Doutor,
estou aqui. Uma da manhã, e louco para escrever alguma coisa, mas nada sai. Nada rola, nada flui. Escrevi duzentas linhas, apaguei trocentas. Estou aqui, querendo nada, querendo algo, não tendo nada, não vindo nada. Quero beber, mas não tenho vontade de beber nada em específico. Quero comer, mas não tenho apetite. Mais um cigarro por conta disso. Tenho fumado demais. Tenho bebido demais. Tenho trepado pouco. Ou nada, mas é difícil separar a imaginação da realidade. Acho que enrabei a secretária de meu chefe semana passada, mas não sei se isso não passou de uma punheta no chuveiro. Belos peitos, bela bunda, cara de safada. Feia, muito feia. Feia gostosa. Feia linda. Não mereço. Nem quero.

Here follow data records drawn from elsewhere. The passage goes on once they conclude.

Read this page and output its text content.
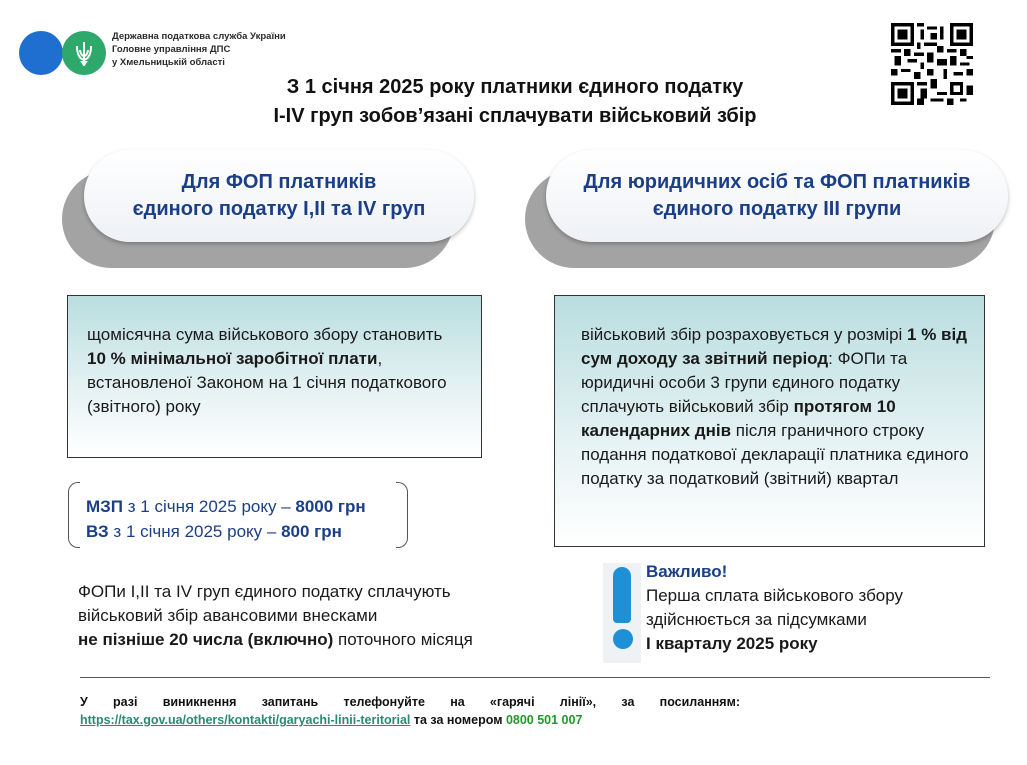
Державна податкова служба України
Головне управління ДПС
у Хмельницькій області
З 1 січня 2025 року платники єдиного податку
I-IV груп зобов’язані сплачувати військовий збір
Для ФОП платників
єдиного податку I,II та IV груп
Для юридичних осіб та ФОП платників
єдиного податку III групи
щомісячна сума військового збору становить 10 % мінімальної заробітної плати, встановленої Законом на 1 січня податкового (звітного) року
військовий збір розраховується у розмірі 1 % від сум доходу за звітний період: ФОПи та юридичні особи 3 групи єдиного податку сплачують військовий збір протягом 10 календарних днів після граничного строку подання податкової декларації платника єдиного податку за податковий (звітний) квартал
МЗП з 1 січня 2025 року – 8000 грн
ВЗ з 1 січня 2025 року – 800 грн
ФОПи I,II та IV груп єдиного податку сплачують
військовий збір авансовими внесками
не пізніше 20 числа (включно) поточного місяця
Важливо!
Перша сплата військового збору
здійснюється за підсумками
I кварталу 2025 року
У разі виникнення запитань телефонуйте на «гарячі лінії», за посиланням:
https://tax.gov.ua/others/kontakti/garyachi-linii-teritorial та за номером 0800 501 007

Está escuro. O único abajur aceso é o monitor do computador. Digitar no escuro dói a vista. As hemorróidas estão queitas. Cortei a pimenta, isso ajudou. Estou de cuecas. Não quero ficar nu. Meu corpo me brocha. Quando escrevo tenho tesão, mas meu pau encolhe. Cabeça errada funcionando. E como digito com as duas mãos, não sobra nenhuma pra me excitar. Estou vazio. Estou cheio de estar vazio. Onde eu estou? Essa casa, esse lugar, essa merda não tem significado.

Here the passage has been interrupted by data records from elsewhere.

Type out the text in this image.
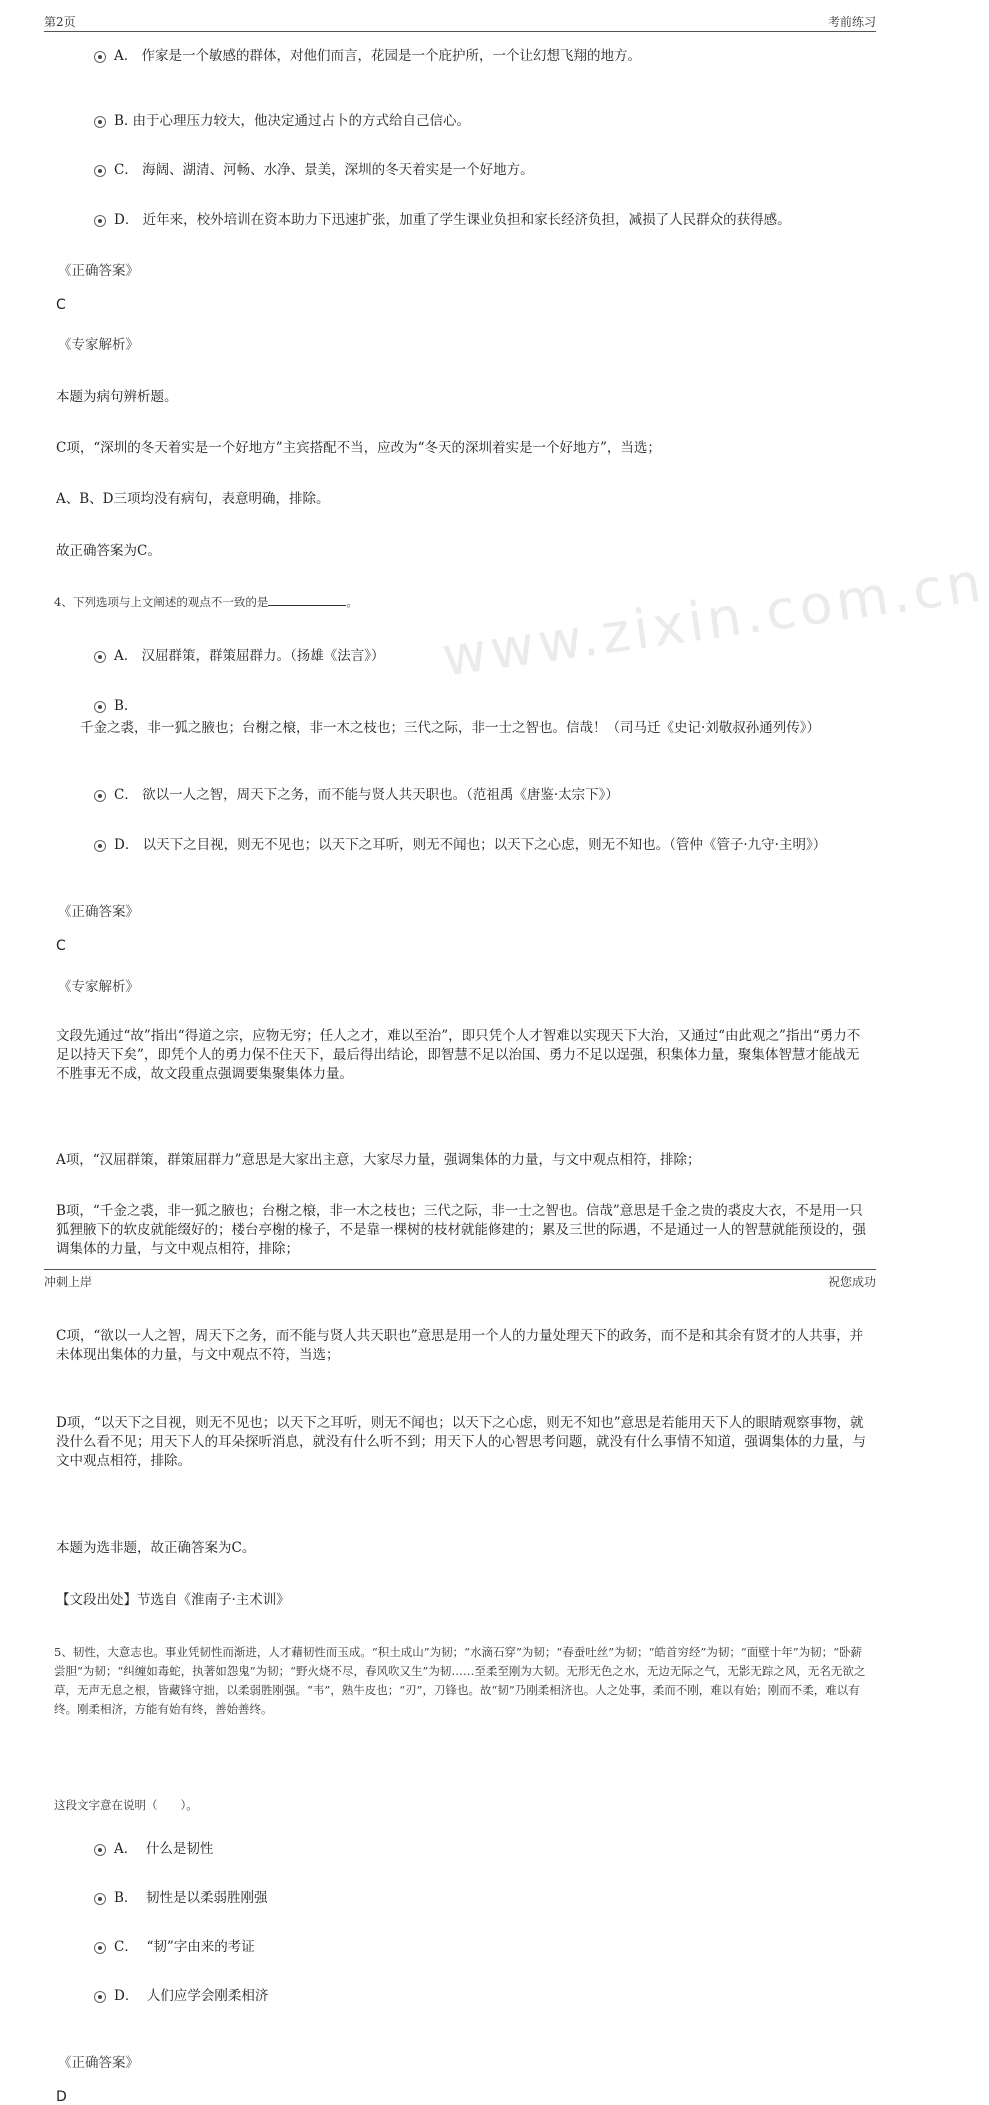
第2页	考前练习
www.zixin.com.cn
A． 作家是一个敏感的群体，对他们而言，花园是一个庇护所，一个让幻想飞翔的地方。
B. 由于心理压力较大，他决定通过占卜的方式给自己信心。
C． 海阔、湖清、河畅、水净、景美，深圳的冬天着实是一个好地方。
D． 近年来，校外培训在资本助力下迅速扩张，加重了学生课业负担和家长经济负担，减损了人民群众的获得感。
《正确答案》
C
《专家解析》
本题为病句辨析题。
C项，“深圳的冬天着实是一个好地方”主宾搭配不当，应改为“冬天的深圳着实是一个好地方”，当选；
A、B、D三项均没有病句，表意明确，排除。
故正确答案为C。
4、下列选项与上文阐述的观点不一致的是	。
A． 汉屈群策，群策屈群力。（扬雄《法言》）
B. 千金之裘，非一狐之腋也；台榭之榱，非一木之枝也；三代之际，非一士之智也。信哉！（司马迁《史记·刘敬叔孙通列传》）
C． 欲以一人之智，周天下之务，而不能与贤人共天职也。（范祖禹《唐鉴·太宗下》）
D． 以天下之目视，则无不见也；以天下之耳听，则无不闻也；以天下之心虑，则无不知也。（管仲《管子·九守·主明》）
《正确答案》
C
《专家解析》
文段先通过“故”指出“得道之宗，应物无穷；任人之才，难以至治”，即只凭个人才智难以实现天下大治，又通过“由此观之”指出“勇力不足以持天下矣”，即凭个人的勇力保不住天下，最后得出结论，即智慧不足以治国、勇力不足以逞强，积集体力量，聚集体智慧才能战无不胜事无不成，故文段重点强调要集聚集体力量。
A项，“汉屈群策，群策屈群力”意思是大家出主意，大家尽力量，强调集体的力量，与文中观点相符，排除；
B项，“千金之裘，非一狐之腋也；台榭之榱，非一木之枝也；三代之际，非一士之智也。信哉”意思是千金之贵的裘皮大衣，不是用一只狐狸腋下的软皮就能缀好的；楼台亭榭的椽子，不是靠一棵树的枝材就能修建的；累及三世的际遇，不是通过一人的智慧就能预设的，强调集体的力量，与文中观点相符，排除；
C项，“欲以一人之智，周天下之务，而不能与贤人共天职也”意思是用一个人的力量处理天下的政务，而不是和其余有贤才的人共事，并未体现出集体的力量，与文中观点不符，当选；
D项，“以天下之目视，则无不见也；以天下之耳听，则无不闻也；以天下之心虑，则无不知也”意思是若能用天下人的眼睛观察事物，就没什么看不见；用天下人的耳朵探听消息，就没有什么听不到；用天下人的心智思考问题，就没有什么事情不知道，强调集体的力量，与文中观点相符，排除。
本题为选非题，故正确答案为C。
【文段出处】节选自《淮南子·主术训》
5、韧性，大意志也。事业凭韧性而渐进，人才藉韧性而玉成。“积土成山”为韧；“水滴石穿”为韧；“春蚕吐丝”为韧；“皓首穷经”为韧；“面壁十年”为韧；“卧薪尝胆”为韧；“纠缠如毒蛇，执著如怨鬼”为韧；“野火烧不尽，春风吹又生”为韧……至柔至刚为大韧。无形无色之水，无边无际之气，无影无踪之风，无名无欲之草，无声无息之根，皆藏锋守拙，以柔弱胜刚强。“韦”，熟牛皮也；“刃”，刀锋也。故“韧”乃刚柔相济也。人之处事，柔而不刚，难以有始；刚而不柔，难以有终。刚柔相济，方能有始有终，善始善终。
这段文字意在说明（　　）。
A． 什么是韧性
B． 韧性是以柔弱胜刚强
C． “韧”字由来的考证
D． 人们应学会刚柔相济
《正确答案》
D
冲刺上岸	祝您成功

Quero ler, mas assim que pego um livro me injurio com dois parágrafos. Não, não, não é isso. Não é o que eu quero. Sai pra lá, escritor de merda. Vai se foder você e seu ego. Tua obra fede. Você é um bosta. Eu sou um bosta. Odeio televisão, odeio odeio odeio odeio eu. Odeio estar acordado à uma da manhã tendo que acordar às sete. E pra que? Pra quê, porra? Pra empilhar mais coisas na minha cabeça cheia. Pra empurrar mais contas com a barriga. Pra encolher mais o pau com barangas frias do escritório. Pra aumentar minha tendinite, até que eu possa pedir uma aposentadoria por invalidez. Inválido já sou. Só não o suficiente para me aposentar. Ainda não sou miserável o suficiente. Sou matéria prima útil. Como matéria fecal. Como merda. Não gosto do gosto, mas ela desce bem, e já está digerida. Não engorda. Não alimenta, mas não engorda.
O rádio começa a cantar "In the Flesh?". Não. Não é carne. Espírito é desculpa. É epiderme. É invólucro. Confinamento. Claustrofobia eptelial. Crisálida que não seca. E eu preso nessa capa morta e fedorenta. Onde? Como? Por que fazemos perguntas quando só o que queremos é respostas? Quisera eu fosse assim fácil.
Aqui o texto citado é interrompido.